# Python's Standard Library

Python's standard library has over two hundred packages and modules a with wide range of functionality. Python's standard library is called the "Batteries Included".

In this lecture we will give an overview of collections module and its classes and functions.

## 1. Collections module

The collection module implements specialized container data types which serve as alternatives to Python's general-purpose built-in containers which are dict, list, set, and tuple. This module offers 5 specialized container classes, 3 wrappers and 1 function.

In [None]:
# classes
Counter      # dict subclass for counting hashable objects
OrderedDict  # dict subclass that remembers the order entries were added
defaultdict  # dict subclass that supply missing values
deque        # list-like container with fast appends and pops on either end
ChainMap     # dict-like class for creating a single view of multiple mappings

# function
namedtuple() # factory function that creates tuple subclasses
             # with named fields

### Counter

The Counter is a dict subclass used to count hashable objects. Recall that hashable objects are immutable objects which we cannot change their values. The Counter object created is an unordered dict that has a normal dict elements (key-value) pairs. 

For each key-value element, a key is an item of the iterable (list, string, ... etc.) passed to Counter() and the corresponding value is the number of times this item occurred in that iterable. Counts are allowed to be any integer value including zero or negative counts.

**Examples:**

In [1]:
from collections import Counter

L = [1, 1 ,1, 2, 3, 3, 4, 4, 4, 4, 4, 6, 6]

Counter(L)   # call Counter() constructor

Counter({1: 3, 2: 1, 3: 2, 4: 5, 6: 2})

In [2]:
s = 'jabsdbabsdbebaaasbddeb'

c = Counter(s)   # create an object c of class Counter
c 

Counter({'a': 5, 'b': 7, 'd': 4, 'e': 2, 'j': 1, 's': 3})

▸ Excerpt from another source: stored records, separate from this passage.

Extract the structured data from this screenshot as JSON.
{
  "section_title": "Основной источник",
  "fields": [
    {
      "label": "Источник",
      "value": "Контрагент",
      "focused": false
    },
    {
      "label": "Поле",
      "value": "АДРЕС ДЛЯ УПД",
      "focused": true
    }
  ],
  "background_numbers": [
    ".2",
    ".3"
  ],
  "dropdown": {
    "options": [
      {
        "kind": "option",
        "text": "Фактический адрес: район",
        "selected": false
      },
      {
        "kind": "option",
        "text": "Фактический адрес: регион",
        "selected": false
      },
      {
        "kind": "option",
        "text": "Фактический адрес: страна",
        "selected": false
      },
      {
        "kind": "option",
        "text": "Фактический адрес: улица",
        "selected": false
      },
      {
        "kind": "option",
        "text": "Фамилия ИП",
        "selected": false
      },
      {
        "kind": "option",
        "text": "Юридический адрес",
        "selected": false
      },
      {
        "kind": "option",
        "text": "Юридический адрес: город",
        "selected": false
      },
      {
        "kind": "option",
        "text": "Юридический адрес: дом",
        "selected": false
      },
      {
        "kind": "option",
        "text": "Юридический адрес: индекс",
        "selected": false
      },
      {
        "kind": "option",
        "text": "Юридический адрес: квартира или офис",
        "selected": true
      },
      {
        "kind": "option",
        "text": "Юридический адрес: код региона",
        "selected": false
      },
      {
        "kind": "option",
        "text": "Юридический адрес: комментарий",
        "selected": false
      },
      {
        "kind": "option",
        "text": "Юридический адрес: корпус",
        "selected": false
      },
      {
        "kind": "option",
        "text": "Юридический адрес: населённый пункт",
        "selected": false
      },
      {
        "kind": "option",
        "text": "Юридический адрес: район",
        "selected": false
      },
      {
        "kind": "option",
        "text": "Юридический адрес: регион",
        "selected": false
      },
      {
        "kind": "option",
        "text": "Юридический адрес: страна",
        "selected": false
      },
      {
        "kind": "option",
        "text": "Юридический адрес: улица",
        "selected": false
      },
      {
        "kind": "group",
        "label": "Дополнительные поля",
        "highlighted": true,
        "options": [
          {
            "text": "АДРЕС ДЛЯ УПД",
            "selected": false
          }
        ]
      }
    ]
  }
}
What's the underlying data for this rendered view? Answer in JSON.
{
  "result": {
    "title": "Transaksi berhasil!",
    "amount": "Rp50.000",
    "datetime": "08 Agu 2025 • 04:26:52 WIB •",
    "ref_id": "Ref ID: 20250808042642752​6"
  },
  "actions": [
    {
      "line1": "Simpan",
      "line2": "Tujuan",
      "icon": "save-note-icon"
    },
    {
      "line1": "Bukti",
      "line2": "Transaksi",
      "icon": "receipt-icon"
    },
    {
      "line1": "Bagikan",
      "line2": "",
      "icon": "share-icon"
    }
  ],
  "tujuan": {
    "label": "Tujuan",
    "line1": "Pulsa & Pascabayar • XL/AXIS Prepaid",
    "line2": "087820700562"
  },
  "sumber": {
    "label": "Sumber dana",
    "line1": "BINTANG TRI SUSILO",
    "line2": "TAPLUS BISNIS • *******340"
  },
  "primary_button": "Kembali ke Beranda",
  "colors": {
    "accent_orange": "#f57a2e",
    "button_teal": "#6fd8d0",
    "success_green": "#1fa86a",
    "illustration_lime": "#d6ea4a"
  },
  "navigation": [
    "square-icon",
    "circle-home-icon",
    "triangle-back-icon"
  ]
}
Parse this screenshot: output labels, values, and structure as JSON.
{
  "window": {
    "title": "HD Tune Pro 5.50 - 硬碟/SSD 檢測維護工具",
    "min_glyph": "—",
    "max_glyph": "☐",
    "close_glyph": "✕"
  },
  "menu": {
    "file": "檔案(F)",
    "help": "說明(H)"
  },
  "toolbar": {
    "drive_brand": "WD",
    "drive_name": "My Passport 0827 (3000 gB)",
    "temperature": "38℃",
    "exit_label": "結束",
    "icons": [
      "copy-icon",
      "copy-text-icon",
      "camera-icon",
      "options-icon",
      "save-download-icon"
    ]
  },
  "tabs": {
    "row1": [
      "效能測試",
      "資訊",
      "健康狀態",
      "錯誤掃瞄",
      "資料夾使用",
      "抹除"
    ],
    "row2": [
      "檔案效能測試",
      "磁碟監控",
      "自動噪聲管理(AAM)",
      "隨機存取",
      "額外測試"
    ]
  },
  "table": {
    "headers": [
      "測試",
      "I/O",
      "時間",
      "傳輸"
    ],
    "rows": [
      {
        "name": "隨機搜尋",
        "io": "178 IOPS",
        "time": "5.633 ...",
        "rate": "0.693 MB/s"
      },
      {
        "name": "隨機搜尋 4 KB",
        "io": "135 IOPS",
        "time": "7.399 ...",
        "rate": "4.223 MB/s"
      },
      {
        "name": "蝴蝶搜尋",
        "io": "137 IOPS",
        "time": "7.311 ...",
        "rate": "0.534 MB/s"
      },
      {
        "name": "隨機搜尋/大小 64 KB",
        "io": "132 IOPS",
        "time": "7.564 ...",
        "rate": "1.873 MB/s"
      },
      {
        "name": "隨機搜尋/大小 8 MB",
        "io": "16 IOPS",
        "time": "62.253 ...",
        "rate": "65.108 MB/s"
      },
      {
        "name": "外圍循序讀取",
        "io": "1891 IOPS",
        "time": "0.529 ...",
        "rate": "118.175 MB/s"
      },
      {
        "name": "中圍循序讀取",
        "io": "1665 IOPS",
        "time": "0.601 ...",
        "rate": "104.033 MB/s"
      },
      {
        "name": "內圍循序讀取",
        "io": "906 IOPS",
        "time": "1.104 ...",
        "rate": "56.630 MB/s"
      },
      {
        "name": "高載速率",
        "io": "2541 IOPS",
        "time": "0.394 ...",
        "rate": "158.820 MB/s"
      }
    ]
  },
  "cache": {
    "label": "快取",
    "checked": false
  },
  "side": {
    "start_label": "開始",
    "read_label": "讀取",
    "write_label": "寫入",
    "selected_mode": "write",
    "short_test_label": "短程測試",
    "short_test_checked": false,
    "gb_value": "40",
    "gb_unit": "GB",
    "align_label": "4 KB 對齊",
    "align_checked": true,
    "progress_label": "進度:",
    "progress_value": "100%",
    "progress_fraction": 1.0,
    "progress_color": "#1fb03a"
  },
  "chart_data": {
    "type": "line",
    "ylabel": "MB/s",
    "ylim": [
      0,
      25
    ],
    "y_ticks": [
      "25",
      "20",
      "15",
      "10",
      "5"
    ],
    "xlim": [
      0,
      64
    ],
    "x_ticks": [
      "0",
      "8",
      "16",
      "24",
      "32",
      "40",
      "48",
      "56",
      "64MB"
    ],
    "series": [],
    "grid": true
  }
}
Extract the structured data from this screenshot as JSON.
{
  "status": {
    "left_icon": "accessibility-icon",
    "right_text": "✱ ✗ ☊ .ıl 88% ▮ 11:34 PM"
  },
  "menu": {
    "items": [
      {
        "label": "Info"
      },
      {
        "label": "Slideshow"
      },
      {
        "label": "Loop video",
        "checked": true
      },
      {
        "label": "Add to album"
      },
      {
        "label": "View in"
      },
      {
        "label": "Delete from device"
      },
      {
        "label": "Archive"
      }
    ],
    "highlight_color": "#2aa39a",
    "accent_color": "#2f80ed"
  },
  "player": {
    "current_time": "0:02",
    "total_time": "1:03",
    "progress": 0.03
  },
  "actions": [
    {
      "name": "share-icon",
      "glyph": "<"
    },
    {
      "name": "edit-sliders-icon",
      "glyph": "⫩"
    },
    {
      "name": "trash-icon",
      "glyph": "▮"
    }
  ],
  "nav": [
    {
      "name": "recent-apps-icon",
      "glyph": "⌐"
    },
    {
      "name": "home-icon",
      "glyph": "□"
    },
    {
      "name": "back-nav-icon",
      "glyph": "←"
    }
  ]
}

Counter objects have a dictionary interface except that they return a zero count for missing items instead of raising a **KeyError**:

In [3]:
# char 'f' is a missing item
c['f']

0

If you a count of an item to is set to zero, this does not remove an element from a counter. Instead, use **del** statement to remove it entirely.

In [4]:
c['f'] = 0
c  # now Counter object c has the element 'f': 0 

Counter({'a': 5, 'b': 7, 'd': 4, 'e': 2, 'f': 0, 'j': 1, 's': 3})

In [6]:
del c['f']
c  # element 'f': 0  is removed

Counter({'a': 5, 'b': 7, 'd': 4, 'e': 2, 'j': 1, 's': 3})

#### Methods to call on Counter object

**1. elements()**

Return an iterator over elements in dict object created by Counter. 
 - Each element is repeated as many as its count
 - Elements are returned in arbitrary order
 - If an element’s count is less than one, the method will ignore it

In [5]:
c = Counter('baaasbddeb')
list(c.elements())  # passing the iterator to function list()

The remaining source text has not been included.